Następnie GPT-4 na podstawie zdobytych już umiejętności oraz aktualnego stanu świata (np. podejmie inną akcję w zależności od tego, czy Voyager znajduje się na pustyni, czy w lesie) proponuje kolejną akcję w grze. Cała rozgrywka Voyager to niekończący się cykl powtarzania owych czynności.
W myśl danych przedstawionych przez badaczy, w czasie jednej rozgrywki ich podejście pozwoliło im na odkrycie ponad trzy razy większej ilości przedmiotów w porównaniu do poprzedniego podejścia do nauki sztucznej inteligencji gry w Minecrafta. Podobnie z odkrytym obszarem - ten był dwa razy większy. Ponadto sama nauka różnych umiejętności idzie Voyagerowi znacznie szybciej, a samą bibliotekę umiejętności zgromadzonych przez badaczy udało im się wykorzystać do nauki AutoGPT.
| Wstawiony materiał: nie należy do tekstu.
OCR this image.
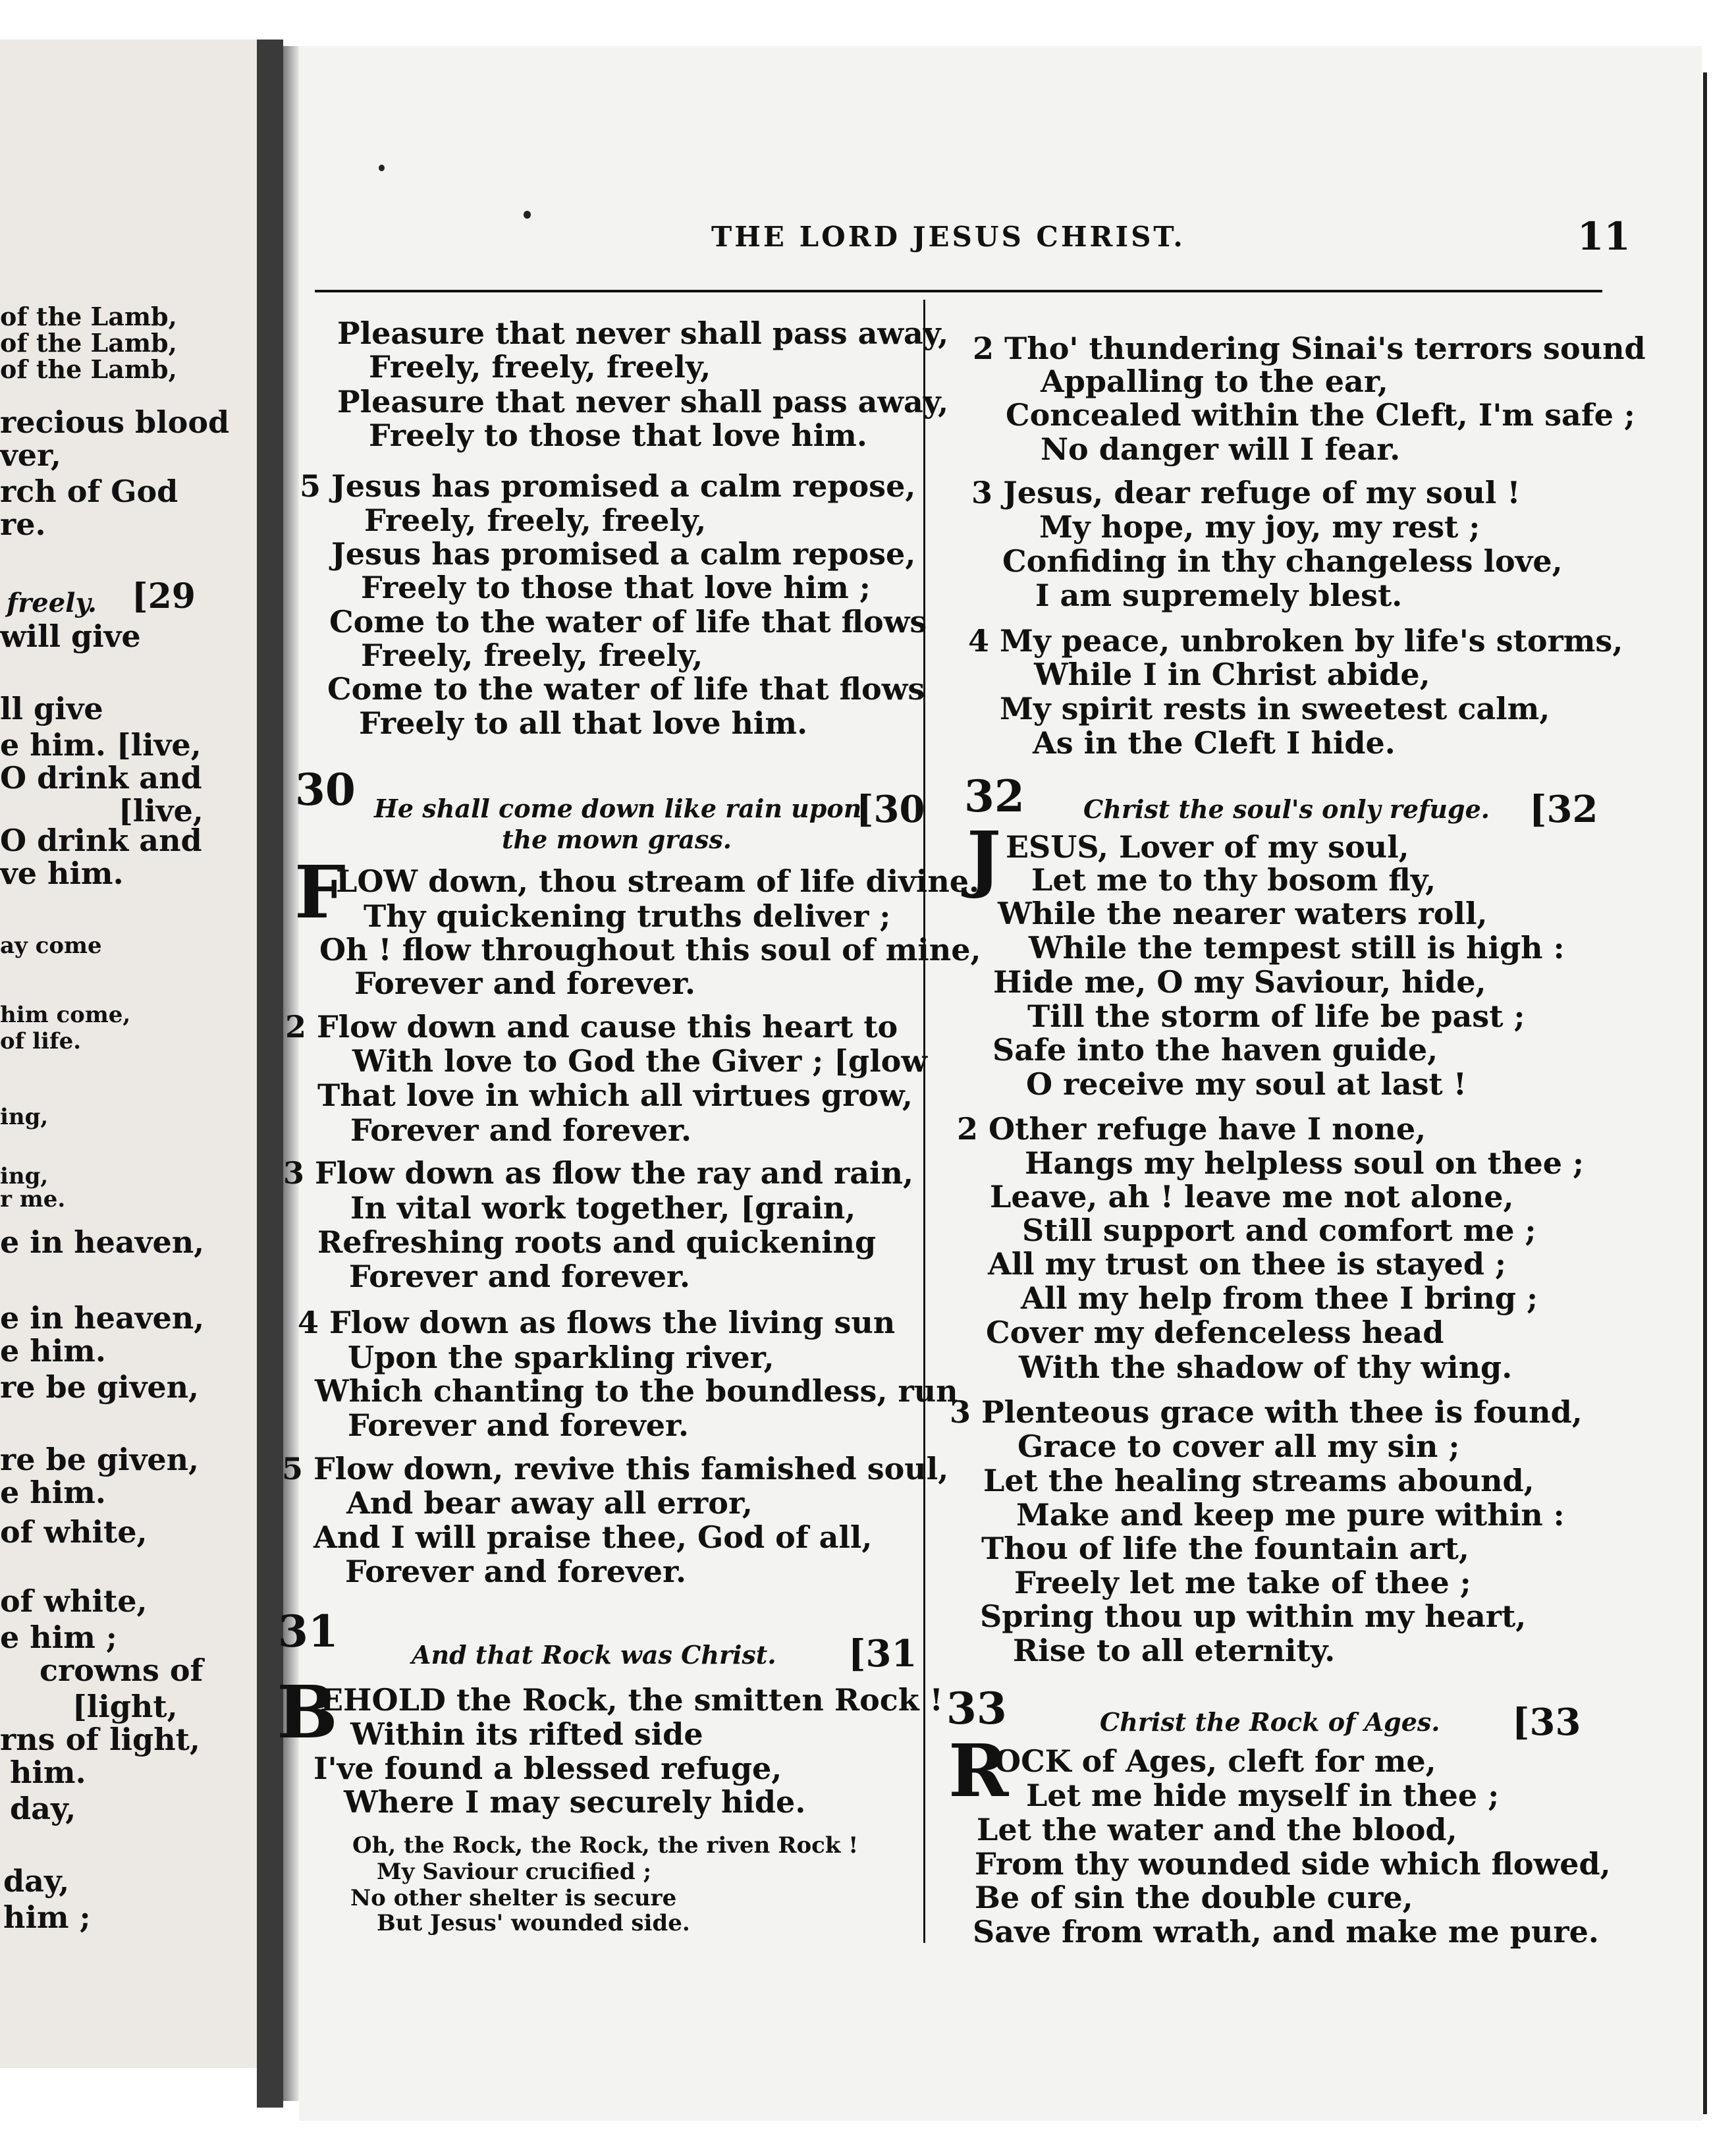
of the Lamb,
of the Lamb,
of the Lamb,
recious blood
ver,
rch of God
re.
freely. [29
will give
ll give
e him. [live,
O drink and
[live,
O drink and
ve him.
ay come
him come,
of life.
ing,
ing,
r me.
e in heaven,
e in heaven,
e him.
re be given,
re be given,
e him.
of white,
of white,
e him ;
crowns of
[light,
rns of light,
him.
day,
day,
him ;
THE LORD JESUS CHRIST.	11
Pleasure that never shall pass away,
Freely, freely, freely,
Pleasure that never shall pass away,
Freely to those that love him.
5 Jesus has promised a calm repose,
Freely, freely, freely,
Jesus has promised a calm repose,
Freely to those that love him ;
Come to the water of life that flows
Freely, freely, freely,
Come to the water of life that flows
Freely to all that love him.
30 He shall come down like rain upon
[30
the mown grass.
F
LOW down, thou stream of life divine.
Thy quickening truths deliver ;
Oh ! flow throughout this soul of mine,
Forever and forever.
2 Flow down and cause this heart to
With love to God the Giver ; [glow
That love in which all virtues grow,
Forever and forever.
3 Flow down as flow the ray and rain,
In vital work together, [grain,
Refreshing roots and quickening
Forever and forever.
4 Flow down as flows the living sun
Upon the sparkling river,
Which chanting to the boundless, run
Forever and forever.
5 Flow down, revive this famished soul,
And bear away all error,
And I will praise thee, God of all,
Forever and forever.
31	And that Rock was Christ. [31
B
EHOLD the Rock, the smitten Rock !
Within its rifted side
I've found a blessed refuge,
Where I may securely hide.
Oh, the Rock, the Rock, the riven Rock !
My Saviour crucified ;
No other shelter is secure
But Jesus' wounded side.
2 Tho' thundering Sinai's terrors sound
Appalling to the ear,
Concealed within the Cleft, I'm safe ;
No danger will I fear.
3 Jesus, dear refuge of my soul !
My hope, my joy, my rest ;
Confiding in thy changeless love,
I am supremely blest.
4 My peace, unbroken by life's storms,
While I in Christ abide,
My spirit rests in sweetest calm,
As in the Cleft I hide.
32 Christ the soul's only refuge. [32
J ESUS, Lover of my soul,
Let me to thy bosom fly,
While the nearer waters roll,
While the tempest still is high :
Hide me, O my Saviour, hide,
Till the storm of life be past ;
Safe into the haven guide,
O receive my soul at last !
2 Other refuge have I none,
Hangs my helpless soul on thee ;
Leave, ah ! leave me not alone,
Still support and comfort me ;
All my trust on thee is stayed ;
All my help from thee I bring ;
Cover my defenceless head
With the shadow of thy wing.
3 Plenteous grace with thee is found,
Grace to cover all my sin ;
Let the healing streams abound,
Make and keep me pure within :
Thou of life the fountain art,
Freely let me take of thee ;
Spring thou up within my heart,
Rise to all eternity.
33	Christ the Rock of Ages. [33
R
OCK of Ages, cleft for me,
Let me hide myself in thee ;
Let the water and the blood,
From thy wounded side which flowed,
Be of sin the double cure,
Save from wrath, and make me pure.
Voyager nie jest wolny od błędów, bowiem cierpi przez tendencję GPT-4 do halucynowania i wymyślania czynności oraz przedmiotów. Jak piszą badacze w swojej pracy, GPT-4 kilkukrotnie polecało Voyagerowi wykonywanie czynności, których nie był w stanie zrobić, np. stworzenie miedzianego miecza, który w Minecraftcie nie istnieje.
Choć praca badawcza jest całkiem niepozorna i wielu osobom może wywołać uśmiech na twarzy, to według naukowców stanowi ona ważny krok w stworzeniu silnych agentów sztucznej inteligencji, którzy mogą działać i rozwijać się bez jakiejkolwiek interwencji człowieka.